Além disso, a especialista reforçou que, por forjar um encontro voluntário, praticar exploração sexual e oferecer vantagens, os casos também podem ser caracterizados como tráfico de pessoas e favorecimento da prostituição.
Turismo sexual
Mike e David oferecem o "treinamento" a estrangeiros de diferentes países. A dupla cobra cerca de R$ 63 mil (US$ 12 mil) em troca de consultoria de conquista e viagem de duas semanas para algum país. Já o pacote com seis países, chamado de 'World Tour', sai por R$ 262,6 mil (US$ 50 mil).
Além do Brasil, já foram feitas edições na Costa Rica, na Colômbia e nas Filipinas.
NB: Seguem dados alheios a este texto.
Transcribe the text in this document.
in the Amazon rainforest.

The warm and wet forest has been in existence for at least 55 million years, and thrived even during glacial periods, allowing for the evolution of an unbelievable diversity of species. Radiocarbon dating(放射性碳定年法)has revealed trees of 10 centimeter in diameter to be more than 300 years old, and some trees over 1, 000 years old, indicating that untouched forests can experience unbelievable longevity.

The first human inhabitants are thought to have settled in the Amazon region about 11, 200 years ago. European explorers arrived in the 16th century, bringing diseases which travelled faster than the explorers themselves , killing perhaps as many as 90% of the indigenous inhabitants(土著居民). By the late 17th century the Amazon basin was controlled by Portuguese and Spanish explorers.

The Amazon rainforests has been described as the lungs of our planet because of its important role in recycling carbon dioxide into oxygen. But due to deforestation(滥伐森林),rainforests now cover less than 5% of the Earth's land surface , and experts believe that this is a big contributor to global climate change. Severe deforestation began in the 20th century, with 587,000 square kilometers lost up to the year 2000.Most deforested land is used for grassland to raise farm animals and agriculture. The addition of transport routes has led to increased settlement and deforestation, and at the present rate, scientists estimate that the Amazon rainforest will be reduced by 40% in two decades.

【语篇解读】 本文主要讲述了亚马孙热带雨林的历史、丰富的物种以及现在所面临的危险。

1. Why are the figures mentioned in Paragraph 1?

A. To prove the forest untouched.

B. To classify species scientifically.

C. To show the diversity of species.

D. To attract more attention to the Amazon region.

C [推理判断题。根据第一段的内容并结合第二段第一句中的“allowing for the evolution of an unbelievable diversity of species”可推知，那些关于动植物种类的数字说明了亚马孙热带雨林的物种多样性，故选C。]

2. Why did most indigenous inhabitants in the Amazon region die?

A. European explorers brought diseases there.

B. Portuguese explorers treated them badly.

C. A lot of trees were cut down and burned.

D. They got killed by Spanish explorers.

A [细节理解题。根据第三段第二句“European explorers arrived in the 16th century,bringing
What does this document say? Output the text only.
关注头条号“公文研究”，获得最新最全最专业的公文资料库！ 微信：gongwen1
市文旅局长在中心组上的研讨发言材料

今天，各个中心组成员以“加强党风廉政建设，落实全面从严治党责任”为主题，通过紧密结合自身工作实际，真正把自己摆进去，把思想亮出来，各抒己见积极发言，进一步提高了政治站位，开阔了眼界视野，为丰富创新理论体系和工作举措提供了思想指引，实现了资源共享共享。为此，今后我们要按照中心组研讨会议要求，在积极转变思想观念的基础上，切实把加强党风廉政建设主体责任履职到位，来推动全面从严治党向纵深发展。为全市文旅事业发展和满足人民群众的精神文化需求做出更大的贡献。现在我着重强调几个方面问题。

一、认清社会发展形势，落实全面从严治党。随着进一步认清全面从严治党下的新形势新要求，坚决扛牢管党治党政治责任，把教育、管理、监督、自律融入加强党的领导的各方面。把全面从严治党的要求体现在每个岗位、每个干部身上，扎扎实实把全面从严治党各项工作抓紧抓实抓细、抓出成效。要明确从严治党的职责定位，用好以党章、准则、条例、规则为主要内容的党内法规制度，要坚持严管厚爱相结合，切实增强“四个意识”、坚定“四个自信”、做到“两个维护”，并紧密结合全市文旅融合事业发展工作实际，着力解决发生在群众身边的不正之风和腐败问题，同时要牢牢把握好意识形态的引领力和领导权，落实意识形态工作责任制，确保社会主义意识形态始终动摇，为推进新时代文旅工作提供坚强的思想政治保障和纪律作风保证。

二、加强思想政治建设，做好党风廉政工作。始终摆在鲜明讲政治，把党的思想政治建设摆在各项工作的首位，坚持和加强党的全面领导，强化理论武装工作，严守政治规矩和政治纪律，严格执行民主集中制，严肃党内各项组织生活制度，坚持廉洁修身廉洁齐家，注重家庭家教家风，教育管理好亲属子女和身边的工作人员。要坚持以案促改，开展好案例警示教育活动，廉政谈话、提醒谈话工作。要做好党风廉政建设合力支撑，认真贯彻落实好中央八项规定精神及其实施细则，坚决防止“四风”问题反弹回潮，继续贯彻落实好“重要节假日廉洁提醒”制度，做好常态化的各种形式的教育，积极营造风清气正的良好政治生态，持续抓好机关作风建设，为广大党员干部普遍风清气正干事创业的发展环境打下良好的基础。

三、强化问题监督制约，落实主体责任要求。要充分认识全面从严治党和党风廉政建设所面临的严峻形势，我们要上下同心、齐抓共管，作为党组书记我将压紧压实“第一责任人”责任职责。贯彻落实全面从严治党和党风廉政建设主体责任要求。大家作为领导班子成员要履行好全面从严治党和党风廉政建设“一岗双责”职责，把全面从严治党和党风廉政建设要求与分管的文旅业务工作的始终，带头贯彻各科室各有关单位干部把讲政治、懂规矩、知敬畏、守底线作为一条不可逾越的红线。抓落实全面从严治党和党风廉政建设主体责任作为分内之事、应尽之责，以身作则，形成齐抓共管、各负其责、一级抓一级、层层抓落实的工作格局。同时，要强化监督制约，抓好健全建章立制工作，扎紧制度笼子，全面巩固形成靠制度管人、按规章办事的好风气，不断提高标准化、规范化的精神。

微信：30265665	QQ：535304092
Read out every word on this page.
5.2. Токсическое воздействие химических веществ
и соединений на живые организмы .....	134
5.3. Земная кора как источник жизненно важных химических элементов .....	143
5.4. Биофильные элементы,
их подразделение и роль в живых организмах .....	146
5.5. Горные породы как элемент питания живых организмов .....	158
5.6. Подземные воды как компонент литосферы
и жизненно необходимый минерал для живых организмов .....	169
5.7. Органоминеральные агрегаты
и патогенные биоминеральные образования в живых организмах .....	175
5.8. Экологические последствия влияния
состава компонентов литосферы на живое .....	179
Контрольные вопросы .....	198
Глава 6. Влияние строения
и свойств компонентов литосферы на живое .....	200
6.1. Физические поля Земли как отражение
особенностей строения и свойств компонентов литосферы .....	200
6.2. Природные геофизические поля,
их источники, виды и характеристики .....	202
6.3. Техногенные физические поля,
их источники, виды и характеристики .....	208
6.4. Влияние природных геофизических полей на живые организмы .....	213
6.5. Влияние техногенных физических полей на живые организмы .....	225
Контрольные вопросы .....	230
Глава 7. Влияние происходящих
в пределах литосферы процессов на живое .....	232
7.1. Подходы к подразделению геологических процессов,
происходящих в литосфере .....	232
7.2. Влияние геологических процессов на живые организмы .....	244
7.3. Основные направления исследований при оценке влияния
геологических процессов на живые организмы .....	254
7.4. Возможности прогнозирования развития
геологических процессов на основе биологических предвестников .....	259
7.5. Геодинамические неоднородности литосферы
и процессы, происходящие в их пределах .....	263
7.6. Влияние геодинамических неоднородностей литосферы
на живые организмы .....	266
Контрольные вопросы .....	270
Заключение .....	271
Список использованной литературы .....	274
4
A próxima etapa será na Tailândia, em agosto.
No anúncio da viagem ao território brasileiro, os "coaches" escreveram: "Venha explorar com David e Mike e conheça as mulheres brasileiras ao redor do mundo, que são conhecidas por serem divertidas, curvilíneas e apaixonadas".
Em vídeo, a dupla exibe um "kit" que deve ser levado na bagagem dos participantes: pílulas do dia seguinte, usadas para evitar gravidez em relações sexuais sem preservativo, camisinhas e perfumes com feromônios. Mike chama as pílulas, em seus vídeos, de "plano B".
O Ministério do Turismo ainda não se posicionou sobre o caso.